A DUI is a charge for driving under the influence – the “influence” in most cases is alcohol but in some cases can also be for other narcotics and illegal drugs.

A DUI is determined by having the suspect blow into a machine that tests the blood alcohol level – this breath test gives off a number percentage of alcohol in the person. A blood alcohol level of .08 or higher is considered to be “under the influence” of alcohol and thereby unsafe to drive a motor vehicle.

Charging someone for a DUI is trickier if the influence is not alcohol, but rather is drug related. There are a series of roadside tests that can determine if a person is fit to drive or is under the influence of another drug. Some of these tests include walking the line – having to walk a straight line one foot in front of the other, repeating the alphabet backwards, and answering a series of questions.
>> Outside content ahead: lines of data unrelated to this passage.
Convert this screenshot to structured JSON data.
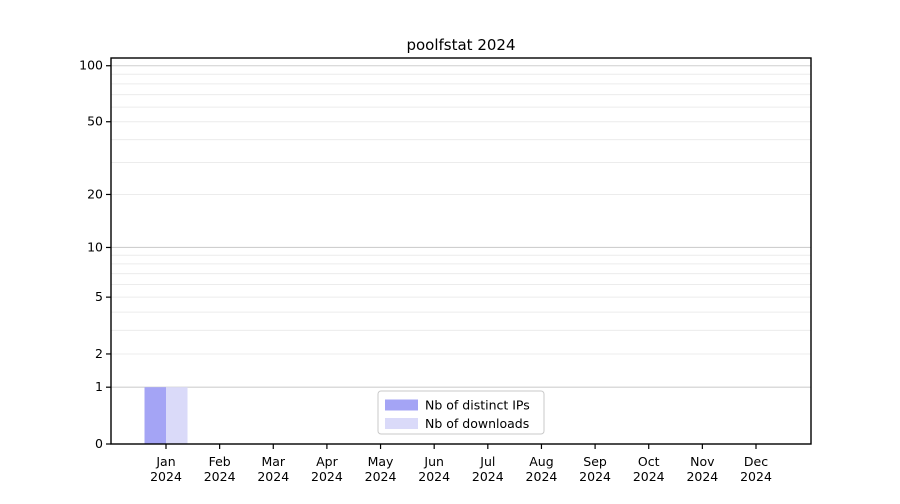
{
  "chart_data": {
    "type": "bar",
    "title": "poolfstat 2024",
    "categories": [
      "Jan 2024",
      "Feb 2024",
      "Mar 2024",
      "Apr 2024",
      "May 2024",
      "Jun 2024",
      "Jul 2024",
      "Aug 2024",
      "Sep 2024",
      "Oct 2024",
      "Nov 2024",
      "Dec 2024"
    ],
    "months": [
      "Jan",
      "Feb",
      "Mar",
      "Apr",
      "May",
      "Jun",
      "Jul",
      "Aug",
      "Sep",
      "Oct",
      "Nov",
      "Dec"
    ],
    "year_label": "2024",
    "series": [
      {
        "name": "Nb of distinct IPs",
        "color": "#a4a4f5",
        "values": [
          1,
          0,
          0,
          0,
          0,
          0,
          0,
          0,
          0,
          0,
          0,
          0
        ]
      },
      {
        "name": "Nb of downloads",
        "color": "#dadaf9",
        "values": [
          1,
          0,
          0,
          0,
          0,
          0,
          0,
          0,
          0,
          0,
          0,
          0
        ]
      }
    ],
    "xlabel": "",
    "ylabel": "",
    "y_scale": "log1p",
    "ylim": [
      0,
      110
    ],
    "y_ticks": [
      0,
      1,
      2,
      5,
      10,
      20,
      50,
      100
    ],
    "y_major_gridlines": [
      1,
      10,
      100
    ],
    "y_minor_gridlines": [
      2,
      3,
      4,
      5,
      6,
      7,
      8,
      9,
      20,
      30,
      40,
      50,
      60,
      70,
      80,
      90
    ],
    "grid": "on",
    "legend_position": "lower center inside plot"
  },
  "colors": {
    "axis": "#000000",
    "grid_major": "#cfcfcf",
    "grid_minor": "#ececec",
    "legend_border": "#c9c9c9",
    "legend_background": "#ffffff",
    "text": "#000000"
  }
}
If a police office or peace officer determines that you are under the influence, or suspects that you are unfit to drive even without a definitive test such as the blood alcohol level, they can charge you with a DUI.

Is a dui a felony?

In most cases, no, however the answer to this depends greatly on the state in which you live. The general answer to this question is that a DUI turns into a felony on the third charge of driving under the influence and every charge thereafter.

However, a DUI can be changed to a felony if someone was injured or killed, or if there is damage to property.

A judge can change the terms of a driving under the influence charge if they feel the charge of felony fits the circumstances. Some judges are harder on DUI charges than others are, but circumstances often prevail and during the first or second DUI charge, if no one was hurt or killed, and no damage was done, the chances of the DUI being a felony conviction are slim. As with any crime, each subsequent charge carries stiffer penalties than the first – so caution for anyone who has chosen to drive under the influence of alcohol or drugs that a secondary conviction for the same crime will carry a steeper penalty and could potentially be turned in to a felony conviction. Most DUI charges are misdemeanors when the driver under the influence is not involved in a traffic collision (or he/she was not at fault in the collision) and no one (other the influenced driver) is hurt.

A felony conviction for driving under the influence can mean suspension in driving privileges indefinitely, jail time of up to 25 years in some states and fines as high as $25,000.